Proving a matrix is unitary

Threepwood

1. The problem statement, all variables and given/known data
I have been given the Hamiltonian
[tex]H = \sum_{k}\left(\epsilon_k - \mu\right) c_k^{\dag} c_k + \gamma \sum_{kp}c_k^{\dag} c_p[/tex]
and also that
[tex]c_p = \sum_{q} U_{pq} b_q[/tex]
I have to prove that this matrix [tex]U_{pq}[/tex] is unitary, and find an equation for [tex]U_{pq}[/tex].

2. Relevant equations
This is equivalent to proving that
[tex]\{b_q, b_p\} = 0[/tex]
and
[tex]\{b_q , b_p^{\dag}\} = \delta_{pq}[/tex]
where [tex]b[/tex] and [tex]c[/tex] are creation and annihiliation operators.

3. The attempt at a solution
Knowing that
[tex]c_p = \sum_{q} U_{pq} b_q[/tex]
then
[tex]c_q = \sum_{p} U_{pq} b_p[/tex]
and
[tex]\{b_q , b_p\} = b_q b_p + b_p b_q[/tex]
[tex]c_p b_p = \left(\sum_{q} U_{pq} b_q\right) b_p[/tex]
[tex]b_q c_q = b_q \left(\sum_{p} U_{pq} b_p\right)[/tex]
So that
[tex]c_p b_p + b_q c_q = \left(\sum_{q} U_{pq} b_q\right) b_p + b_q \left(\sum_{p} U_{pq} b_p\right)[/tex]

Hmm, now what?

borgwal

You should use that the c operators satisfy the same anticommutation relations that the b's also satisfy.
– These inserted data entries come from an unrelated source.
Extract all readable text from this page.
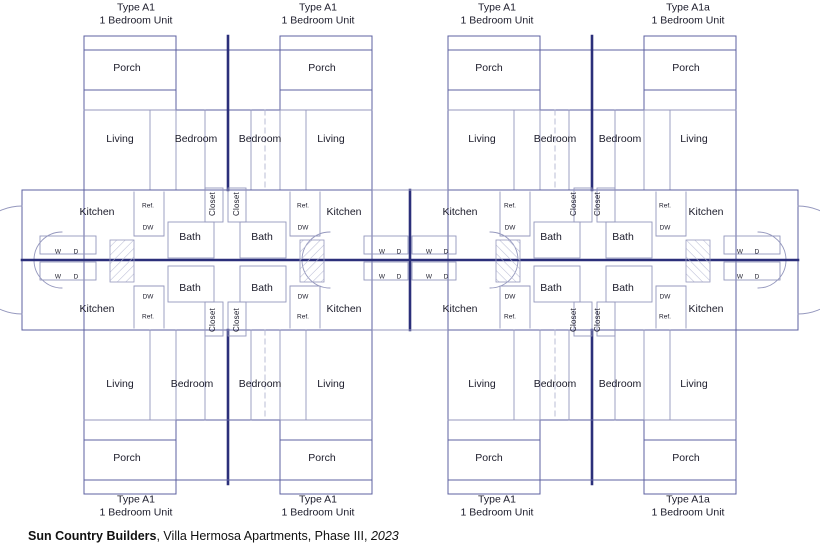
Type A1
1 Bedroom Unit
Type A1
1 Bedroom Unit
Type A1
1 Bedroom Unit
Type A1a
1 Bedroom Unit
Type A1
1 Bedroom Unit
Type A1
1 Bedroom Unit
Type A1
1 Bedroom Unit
Type A1a
1 Bedroom Unit
Porch	Porch	Porch	Porch
Porch	Porch	Porch	Porch
Living	Bedroom Bedroom	Living	Living	Bedroom Bedroom	Living
Living	Bedroom Bedroom	Living	Living	Bedroom Bedroom	Living
Kitchen	Kitchen	Kitchen	Kitchen
Kitchen	Kitchen	Kitchen	Kitchen
Bath	Bath	Bath	Bath
Bath	Bath	Bath	Bath
Closet Closet	Closet Closet
Closet Closet	Closet Closet
Ref.
DW
Ref.
DW
Ref.
DW
Ref.
DW
DW
Ref.
DW
Ref.
DW
Ref.
DW
Ref.
W D
W D
W D
W D
W D
W D
W D
W D
Sun Country Builders, Villa Hermosa Apartments, Phase III, 2023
On the other hand, c_p and b_q do not, in general, satisfy such relations.

Threepwood

Isn't that precisely what I'm supposed to be proving?

borgwal

No, you have to prove U is unitary.

Edit: you already seem to know that U being unitary is equivalent to the b's satisfying the same anticommutation relations as the c's. But that's all there is to it....

Threepwood

I need to prove those relations. How do I prove that
[tex]\{b_q , b_p\} = 0[/tex] and [tex]\{b_q , b_p^{\dag} \} = \delta_{pq}[/tex]?
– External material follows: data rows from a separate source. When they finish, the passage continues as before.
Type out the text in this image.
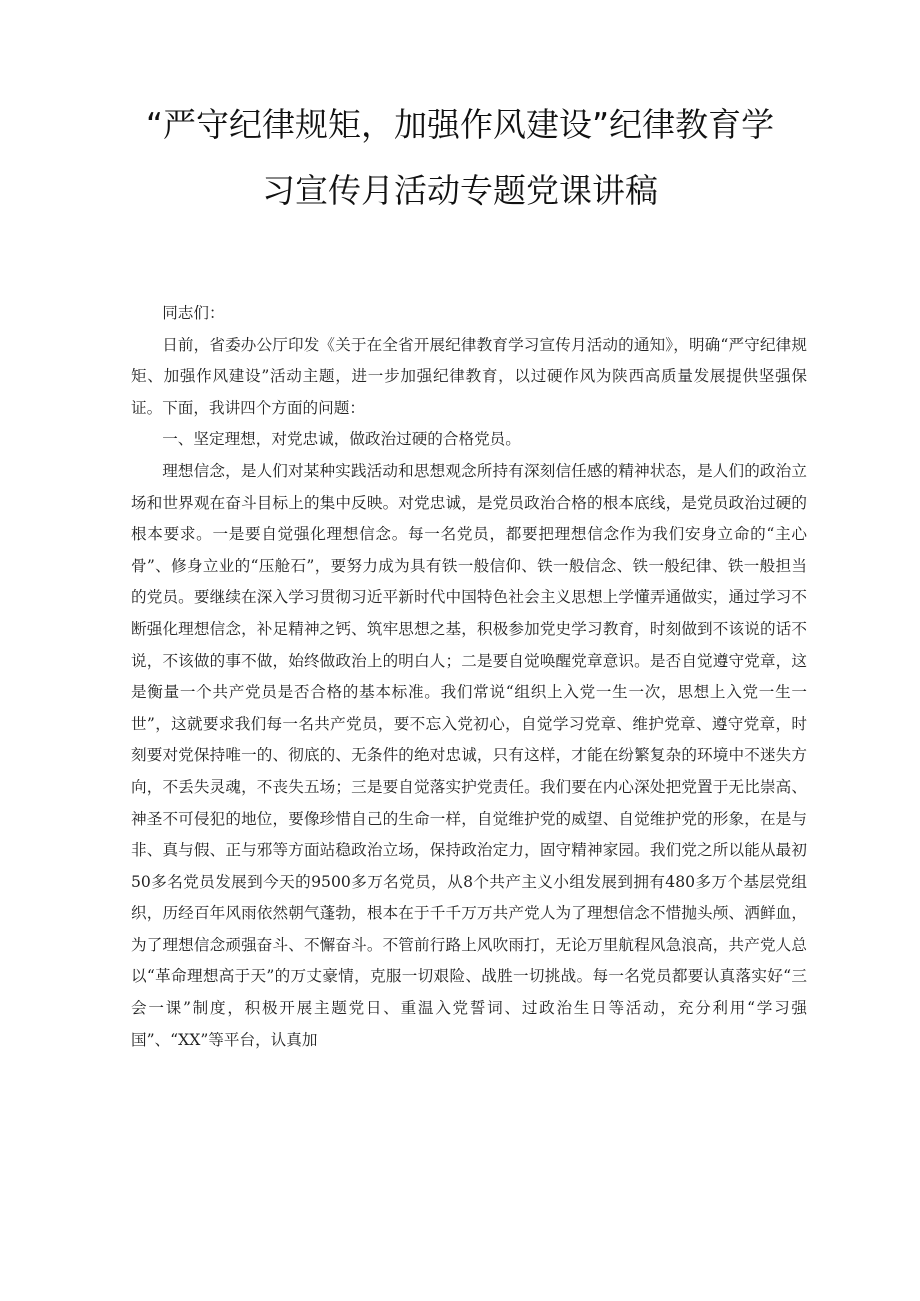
“严守纪律规矩，加强作风建设”纪律教育学
习宣传月活动专题党课讲稿

同志们：

日前，省委办公厅印发《关于在全省开展纪律教育学习宣传月活动的通知》，明确“严守纪律规矩、加强作风建设”活动主题，进一步加强纪律教育，以过硬作风为陕西高质量发展提供坚强保证。下面，我讲四个方面的问题：

一、坚定理想，对党忠诚，做政治过硬的合格党员。

理想信念，是人们对某种实践活动和思想观念所持有深刻信任感的精神状态，是人们的政治立场和世界观在奋斗目标上的集中反映。对党忠诚，是党员政治合格的根本底线，是党员政治过硬的根本要求。一是要自觉强化理想信念。每一名党员，都要把理想信念作为我们安身立命的“主心骨”、修身立业的“压舱石”，要努力成为具有铁一般信仰、铁一般信念、铁一般纪律、铁一般担当的党员。要继续在深入学习贯彻习近平新时代中国特色社会主义思想上学懂弄通做实，通过学习不断强化理想信念，补足精神之钙、筑牢思想之基，积极参加党史学习教育，时刻做到不该说的话不说，不该做的事不做，始终做政治上的明白人；二是要自觉唤醒党章意识。是否自觉遵守党章，这是衡量一个共产党员是否合格的基本标准。我们常说“组织上入党一生一次，思想上入党一生一世”，这就要求我们每一名共产党员，要不忘入党初心，自觉学习党章、维护党章、遵守党章，时刻要对党保持唯一的、彻底的、无条件的绝对忠诚，只有这样，才能在纷繁复杂的环境中不迷失方向，不丢失灵魂，不丧失五场；三是要自觉落实护党责任。我们要在内心深处把党置于无比崇高、神圣不可侵犯的地位，要像珍惜自己的生命一样，自觉维护党的威望、自觉维护党的形象，在是与非、真与假、正与邪等方面站稳政治立场，保持政治定力，固守精神家园。我们党之所以能从最初50多名党员发展到今天的9500多万名党员，从8个共产主义小组发展到拥有480多万个基层党组织，历经百年风雨依然朝气蓬勃，根本在于千千万万共产党人为了理想信念不惜抛头颅、洒鲜血，为了理想信念顽强奋斗、不懈奋斗。不管前行路上风吹雨打，无论万里航程风急浪高，共产党人总以“革命理想高于天”的万丈豪情，克服一切艰险、战胜一切挑战。每一名党员都要认真落实好“三会一课”制度，积极开展主题党日、重温入党誓词、过政治生日等活动，充分利用“学习强国”、“XX”等平台，认真加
And also, beyond that, how do I find an equation for U? I don't need to solve the equation for U, just find it.

borgwal

You need more information to prove any of those relations. You must have been given some info about what the b's are supposed to be, for instance. I assumed that you had been told that the b's are fermionic annihilation operators.

Threepwood

Yes, they are. At the moment I'm more interested in finding this equation for U, but I have no idea where to even start. I've just been playing around with the relations, like taking
[tex]c_p c_q^{\dag} + c_q^{\dag} c_p = \delta_{pq}[/tex]
applying [tex]c_q[/tex] to the left
[tex]c_q c_p c_q^{\dag} + c_q c_q^{\dag} c_p = c_q \delta_{pq}[/tex]
because [tex]c_p c_q = - c_q c_p[/tex], then
[tex]-c_p c_q c_q^{\dag} + c_q c_q^{\dag} c_p = c_q \delta_{pq}[/tex]
and [tex]c_q c_q^{\dag} = 0[/tex], so
[tex]c_q \delta_{pq} = 0[/tex]
Hmm! Is this useful relation? Probably not..

borgwal

If the b's are fermionic annihilation operators, then that *means* they satisfy the anticommutation relations that, as you figured out, are equivalent to U being unitary. Done.

Threepwood

Ok, but what about finding an equation for U?

borgwal

You clearly did not state the full problem so I have to keep guessing: were you supposed to diagonalize the Hamiltonian and find U such that [tex] H=\sum_k E(k) b^+_kb_k [/itex]?

Threepwood

That was never stated in the question, but maybe it was implied somehow. It would make sense. How would I go about doing that?